Octavie, étudiante en fin de cycle à l’Université Omar Bongo de Libreville reconnait que sans cette activité, elle ne serait pas en master 2 aujourd’hui : « Ne disposant pas encore mon propre capital, et dans l’attente de mon intégration à la Fonction Publique, je travaille pour une tierce personne. Pour me soutenir, elle m’a proposé de vendre la friperie, chose que j’ai acceptée sans nourrir de complexe. Après la vente, nous nous partageons le fruit de nos efforts. Cette activité me permet également de nourrir et de scolariser mes deux enfants et de payer chaque mois mon loyer. C’est une activité qui marche bien au-delà des préjugés que certains nourrissent » a-t-elle déclaré.
Un point de vue soutenu par M. Ondo Mba, Gabonais, footballeur dans un club de première division. Ce dernier avoue que sans la friperie, il serait devenu mendiant lors de l’arrêt du championnat. « Ce que je gagne par semaine en vendant mon ‘’moutouki’’ dépasse largement mon salaire mensuel de footballeur. Quand le marché marche, il y a des jours où je gagne entre 50.000FCFA, voire 100.000FCFA. Du coup je ne suis même plus motivé à poursuivre ma carrière de footballeur au Gabon », a-t-il précisé.

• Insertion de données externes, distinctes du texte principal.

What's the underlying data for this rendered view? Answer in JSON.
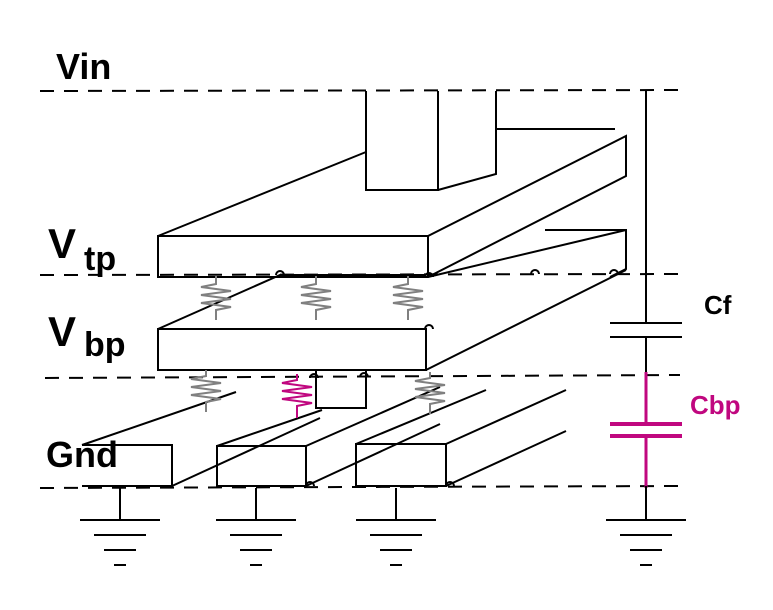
{
  "labels": {
    "vin": "Vin",
    "vtp_main": "V",
    "vtp_sub": "tp",
    "vbp_main": "V",
    "vbp_sub": "bp",
    "gnd": "Gnd",
    "cf": "Cf",
    "cbp": "Cbp"
  },
  "colors": {
    "line": "#000000",
    "resistor": "#808080",
    "highlight": "#c0077f"
  }
}
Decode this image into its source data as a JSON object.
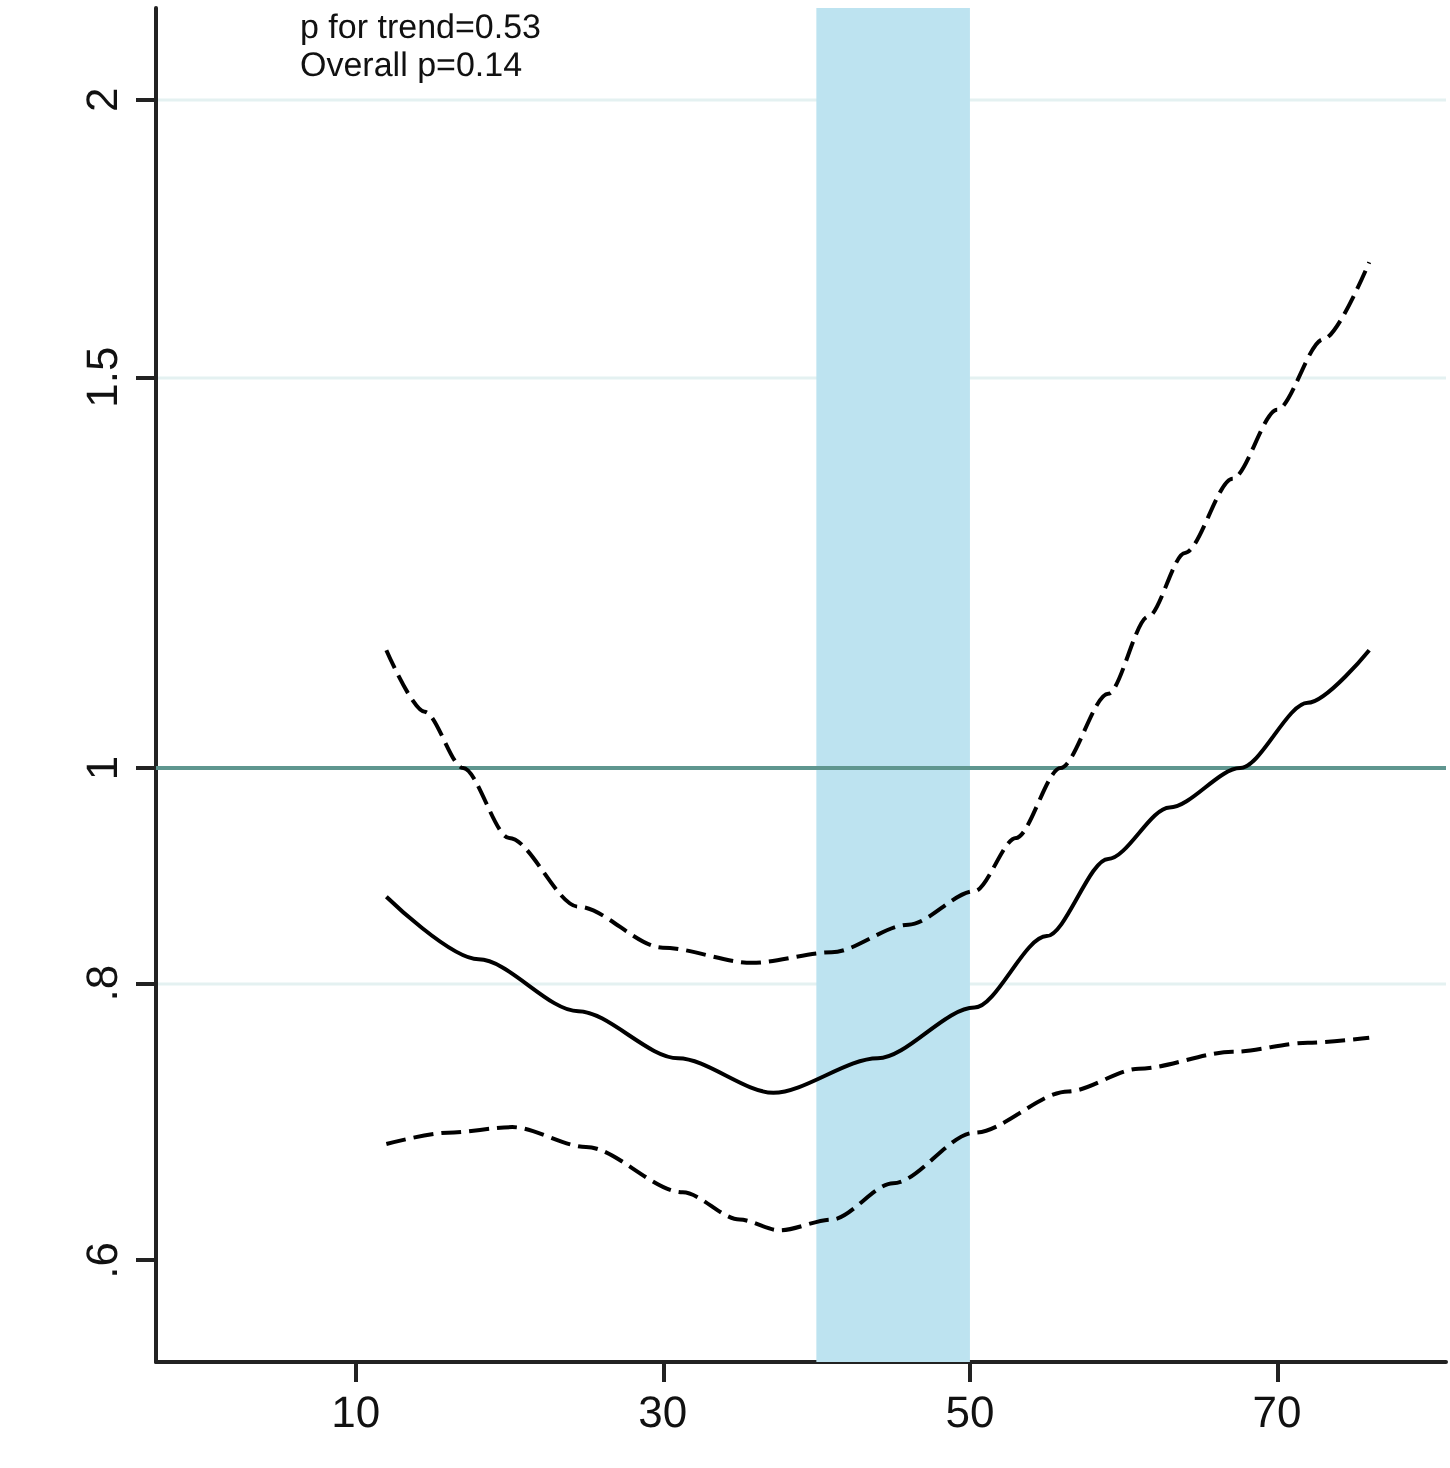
{
  "chart_data": {
    "type": "line",
    "log": "y",
    "grid": "y",
    "marker": "none",
    "xlim": [
      -3,
      81
    ],
    "xticks": [
      10,
      30,
      50,
      70
    ],
    "ylim": [
      0.54,
      2.2
    ],
    "yticks": [
      {
        "value": 0.6,
        "label": ".6"
      },
      {
        "value": 0.8,
        "label": ".8"
      },
      1,
      1.5,
      2
    ],
    "annotations": [
      "p for trend=0.53",
      "Overall p=0.14"
    ],
    "ref_lines": [
      {
        "axis": "y",
        "value": 1,
        "color": "#5f968f"
      }
    ],
    "bands": [
      {
        "axis": "x",
        "from": 40,
        "to": 50,
        "color": "#bde3f0"
      }
    ],
    "series": [
      {
        "color": "#000000",
        "line_style": "solid",
        "x": [
          12,
          18,
          24.5,
          31,
          37.2,
          44,
          50.3,
          55,
          59,
          63,
          67.6,
          72,
          76
        ],
        "values": [
          0.875,
          0.82,
          0.777,
          0.74,
          0.714,
          0.74,
          0.78,
          0.84,
          0.91,
          0.96,
          1.0,
          1.07,
          1.13
        ]
      },
      {
        "color": "#000000",
        "line_style": "dashed",
        "x": [
          12,
          14.5,
          17,
          20,
          24.5,
          30,
          35.8,
          41,
          46,
          50.3,
          53,
          55.9,
          59,
          61.6,
          64,
          67.1,
          70,
          73,
          76
        ],
        "values": [
          1.13,
          1.06,
          1.0,
          0.93,
          0.866,
          0.83,
          0.817,
          0.826,
          0.85,
          0.88,
          0.93,
          1.0,
          1.08,
          1.17,
          1.25,
          1.35,
          1.45,
          1.56,
          1.69
        ]
      },
      {
        "color": "#000000",
        "line_style": "dashed",
        "x": [
          12,
          16,
          20.2,
          25,
          31.3,
          35,
          37.6,
          41,
          45,
          50.3,
          56.4,
          61,
          67.1,
          72,
          76
        ],
        "values": [
          0.677,
          0.685,
          0.689,
          0.675,
          0.644,
          0.626,
          0.619,
          0.626,
          0.65,
          0.685,
          0.715,
          0.732,
          0.745,
          0.752,
          0.756
        ]
      }
    ]
  }
}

Une autre commerçante d’origine congolaise, mariée à un gabonais soutient que le salaire mensuel de son mari, équivalant au SMIG, ne leur permet pas de joindre les deux bouts. Mais c’est grâce à la vente de la friperie qu’ils subviennent dignement à leurs charges. « Je suis spécialisée dans la vente des sacs d’occasions, mais avant cette activité, notre couple battait de l’aile. Parce qu’après avoir payé la maison et les autres charges, il ne nous restait que 10.000 FCFA pour faire le marché. Nous étions réduits à manger le riz blanc tous les jours avec nos enfants. Et un jour, je me suis lancé dans la vente des sacs d’occasions, aujourd’hui, nos conditions de vie se sont améliorées. Nous mangeons à notre fin, nos enfants apprennent dans d’excellentes conditions. Et mon mari, une fois sorti du travail vient me soutenir dans l’activité. La misère et la précarité ont fui notre foyer », s’est-elle réjouie.
Des témoignages similaires sont légion dans le monde de la friperie. Une activité qui mérite aujourd’hui plus de considération et non de la stigmatisation.